Son olarak, birçok Hıristiyan, Cuma günleri, Oruç sırasında ve diğer zamanlarda et ve diğer hayvansal ürünlerden kaçınmaya ilişkin uzun süredir devam eden Hıristiyan geleneklerinden ilham alabilir. Hayvansal ürünleri yememe uygulaması, dikkati bencil zevkten Tanrı'ya yönlendiren tövbe uygulamasının bir parçası olarak görülebilir. Bu tür gelenekler, Hıristiyanlara, Tanrı'yı ​​yaratıcı olarak tanımanın getirdiği sınırlamaları hatırlatır: hayvanlar Tanrı'ya aittir, bu nedenle insanlar onlara saygılı davranmalıdır ve onlarla istediklerini yapamazlar.

 

Bazı Hristiyanlar veganlığa ve vejeteryanlığa karşı argümanlar bulurlar ve bu konudaki tartışmalar sürekli açıktır. Yaratılış 1, insanları Tanrı'nın benzersiz suretleri olarak tanımlar ve onlara diğer hayvanlar üzerinde hakimiyet verir, ancak insanlara bölümün sonunda bir vegan diyeti reçete edilir, bu nedenle orijinal hakimiyet, hayvanları yemek için öldürme iznini içermez. Tekvin 9'da, Tufan'dan sonra, Tanrı insanların yiyecek için hayvanları öldürmesine izin verir, ancak bu, hayvanları endüstriyel sistemlerde insanlara, hayvanlara ve çevreye çok açık bir şekilde zararlı şekillerde yetiştirmeye yönelik modern şemaları haklı çıkarmaz. Müjde kayıtları, İsa'nın balık yediğini ve başkalarına balık teklif ettiğini söyler (ilginç bir şekilde, et ve kümes hayvanları yememesine rağmen), ancak bu, modern endüstriyel hayvan ürünlerinin tüketimini haklı çıkarmaz.

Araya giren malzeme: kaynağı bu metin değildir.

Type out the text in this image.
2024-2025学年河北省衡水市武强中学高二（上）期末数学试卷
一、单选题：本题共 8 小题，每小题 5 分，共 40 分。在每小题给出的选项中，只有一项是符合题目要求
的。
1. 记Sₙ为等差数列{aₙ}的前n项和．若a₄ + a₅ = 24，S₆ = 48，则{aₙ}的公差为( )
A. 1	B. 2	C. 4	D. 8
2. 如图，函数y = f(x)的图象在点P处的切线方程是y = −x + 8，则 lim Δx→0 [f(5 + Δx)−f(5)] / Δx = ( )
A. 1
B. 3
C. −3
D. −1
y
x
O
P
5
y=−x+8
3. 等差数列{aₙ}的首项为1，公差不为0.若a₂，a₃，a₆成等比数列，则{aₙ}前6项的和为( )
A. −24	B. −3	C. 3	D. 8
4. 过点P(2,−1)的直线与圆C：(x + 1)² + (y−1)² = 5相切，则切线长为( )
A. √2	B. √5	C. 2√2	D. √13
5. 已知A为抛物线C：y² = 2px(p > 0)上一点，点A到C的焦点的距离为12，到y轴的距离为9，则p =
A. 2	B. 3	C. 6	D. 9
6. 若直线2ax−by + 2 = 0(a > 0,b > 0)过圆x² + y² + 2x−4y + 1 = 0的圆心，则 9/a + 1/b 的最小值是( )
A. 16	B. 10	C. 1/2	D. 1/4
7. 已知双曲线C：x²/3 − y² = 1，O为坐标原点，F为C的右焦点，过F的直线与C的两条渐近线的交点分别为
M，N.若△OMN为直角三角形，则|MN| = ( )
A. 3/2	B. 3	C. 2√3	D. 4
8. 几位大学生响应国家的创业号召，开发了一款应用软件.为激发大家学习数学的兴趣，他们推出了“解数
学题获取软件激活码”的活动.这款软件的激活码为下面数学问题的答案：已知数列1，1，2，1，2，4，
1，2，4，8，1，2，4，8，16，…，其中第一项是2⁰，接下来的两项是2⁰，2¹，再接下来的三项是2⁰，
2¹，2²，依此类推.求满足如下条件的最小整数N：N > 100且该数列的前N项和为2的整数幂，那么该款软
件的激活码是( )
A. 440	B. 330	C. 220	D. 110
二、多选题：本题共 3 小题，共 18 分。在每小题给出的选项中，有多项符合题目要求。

Hristiyan bağlamında veganlığın asla ahlaki bir ütopya olarak görülmemesi gerektiğini belirtmek önemlidir. Hristiyanlar, diğer varlıklarla olan ilişkimizde, belirli bir diyet uygulaması benimsemek veya bu tür başka bir çaba göstermekle kapatılamayan bir boşluğun farkındadırlar. Vegan Hristiyanlar ahlaki üstünlük iddiasında bulunmamalıdır: onlar da herkes gibi günahkardır. Ne yiyeceğine karar verirken mümkün olduğunca sorumlu davranmaya çalışırlar. Diğer Hristiyanlardan hayatlarının diğer alanlarında nasıl daha iyi yapacaklarını öğrenmeye çalışmalılar ve deneyimlerini diğer Hristiyanlara aktarabilirler.

İnsanlara, hayvanlara ve çevreye özen göstermek Hristiyanlar için yükümlülüklerdir ve bu nedenle modern endüstriyel hayvancılığın etkisi onları ilgilendirmelidir. Tanrı'nın dünyasının Hıristiyan vizyonu ve hayranlığı, Tanrı'nın sevdiği kardeşler arasında bilinçli bir şekilde yaşamaları, birçokları için vegan bir diyet benimsemeye veya hayvansal ürün tüketimini azaltmaya yönelik bir itici güç olarak hizmet edecektir.